Le 14 décembre 1980, alors qu’il est en compagnie du ministre de la Défense Joël Le Theule et qu’il attend la venue du Premier ministre René Lévesque, François Fillon assiste à la mort du ministre français.

Mai 1981, François Mitterrand est élu. Le mois suivant, à 27 ans, François Fillon devient le plus jeune député de France. En décembre 1981, avec la droite, il s’oppose à la dépénalisation de l’homosexualité, qui sera adoptée grâce à la majorité de gauche.

En mars 1983, Alain Juppé obtient son premier poste électif. Fidèle de la première heure de Jacques Chirac, il dirige le 18e arrondissement de Paris. Il lui faudra attendre 1986 pour devenir député de la Ville lumière, poste qu’il abandonnera immédiatement pour cause de nomination au premier gouvernement de cohabitation, dont le Premier ministre est Jacques Chirac.
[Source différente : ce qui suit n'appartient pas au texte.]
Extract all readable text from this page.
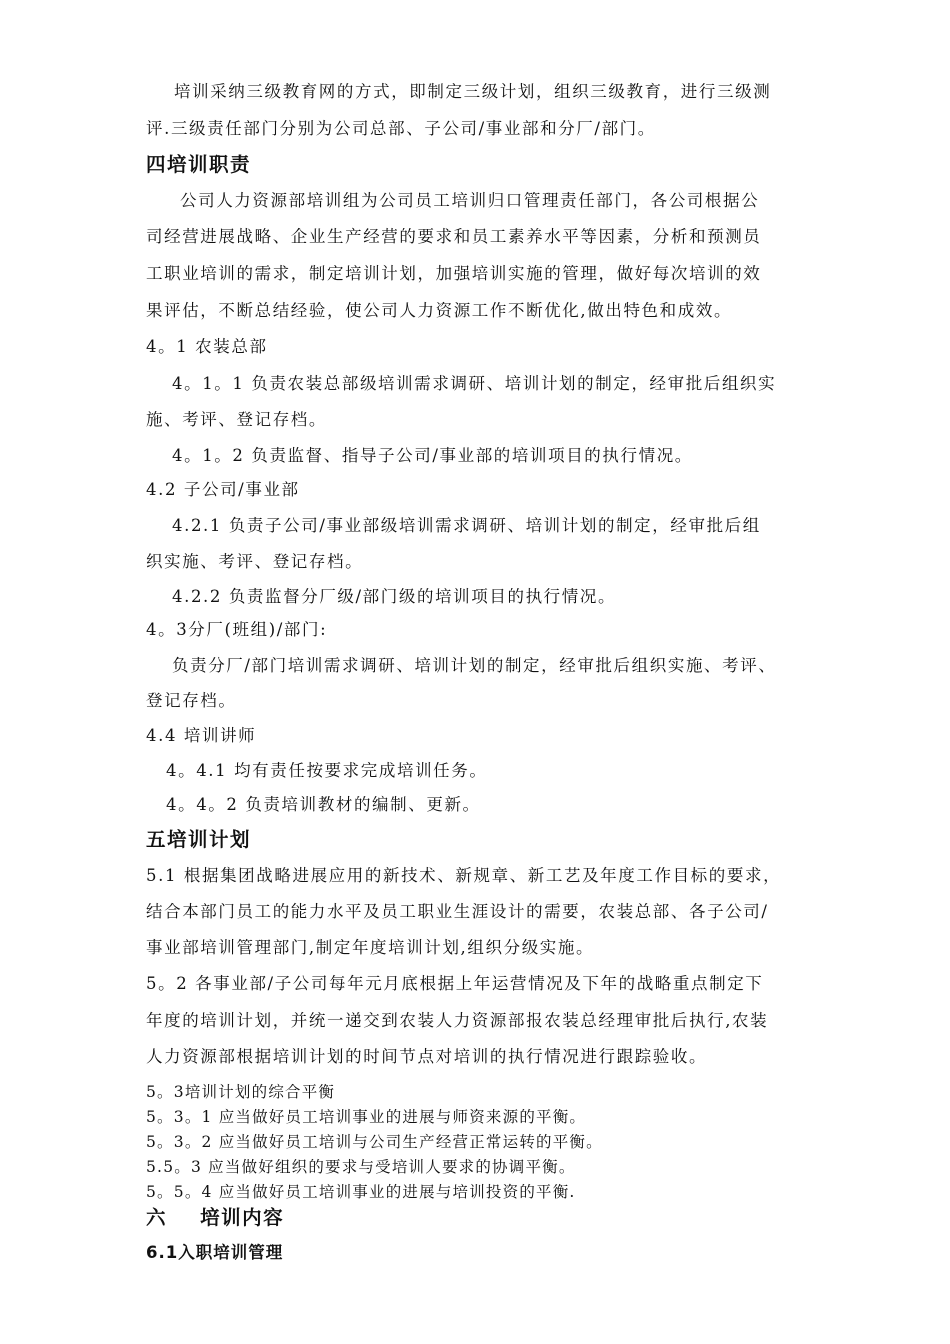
培训采纳三级教育网的方式，即制定三级计划，组织三级教育，进行三级测
评.三级责任部门分别为公司总部、子公司/事业部和分厂/部门。
四培训职责
公司人力资源部培训组为公司员工培训归口管理责任部门，各公司根据公
司经营进展战略、企业生产经营的要求和员工素养水平等因素，分析和预测员
工职业培训的需求，制定培训计划，加强培训实施的管理，做好每次培训的效
果评估，不断总结经验，使公司人力资源工作不断优化,做出特色和成效。
4。1 农装总部
4。1。1 负责农装总部级培训需求调研、培训计划的制定，经审批后组织实
施、考评、登记存档。
4。1。2 负责监督、指导子公司/事业部的培训项目的执行情况。
4.2 子公司/事业部
4.2.1 负责子公司/事业部级培训需求调研、培训计划的制定，经审批后组
织实施、考评、登记存档。
4.2.2 负责监督分厂级/部门级的培训项目的执行情况。
4。3分厂(班组)/部门:
负责分厂/部门培训需求调研、培训计划的制定，经审批后组织实施、考评、
登记存档。
4.4 培训讲师
4。4.1 均有责任按要求完成培训任务。
4。4。2 负责培训教材的编制、更新。
五培训计划
5.1 根据集团战略进展应用的新技术、新规章、新工艺及年度工作目标的要求，
结合本部门员工的能力水平及员工职业生涯设计的需要，农装总部、各子公司/
事业部培训管理部门,制定年度培训计划,组织分级实施。
5。2 各事业部/子公司每年元月底根据上年运营情况及下年的战略重点制定下
年度的培训计划，并统一递交到农装人力资源部报农装总经理审批后执行,农装
人力资源部根据培训计划的时间节点对培训的执行情况进行跟踪验收。
5。3培训计划的综合平衡
5。3。1 应当做好员工培训事业的进展与师资来源的平衡。
5。3。2 应当做好员工培训与公司生产经营正常运转的平衡。
5.5。3 应当做好组织的要求与受培训人要求的协调平衡。
5。5。4 应当做好员工培训事业的进展与培训投资的平衡.
六    培训内容
6.1入职培训管理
Après deux ans comme député, François Fillon devient maire de Sablé-sur-Sarthe (12 000 habitants). Sauf lorsqu’il est au gouvernement, il est dès lors soit député, soit sénateur. À l’issue de cinq années comme Premier ministre de Sarkozy, Fillon sent le vent tourner; il se présente dans une circonscription parisienne, totalement acquise à la droite.

Des images publiques faussées 

L’image publique d’Alain Juppé s’est dégradée au milieu des années 90. Alors qu’il est Premier ministre de Jacques Chirac depuis à peine deux mois, il doit s’expliquer sur un loyer à prix très attractif dont son fils a pu bénéficier à Paris. « Je suis droit dans mes bottes et je crois en la France », répond-il à un journaliste. Cette expression va lui coller à la peau.

Arrive novembre et l’annonce d’un vaste plan d’austérité. Le gouvernement Juppé s’en prend notamment aux retraites, en allongeant la durée du temps de cotisation pour avoir droit à une pension.

Par un hiver plus rigoureux qu’à l’habitude, les Français descendent dans les rues par centaines de milliers . Le Premier ministre reste « droit dans ses bottes » et l’essentiel de son plan passe, malgré des semaines de grèves et de blocages.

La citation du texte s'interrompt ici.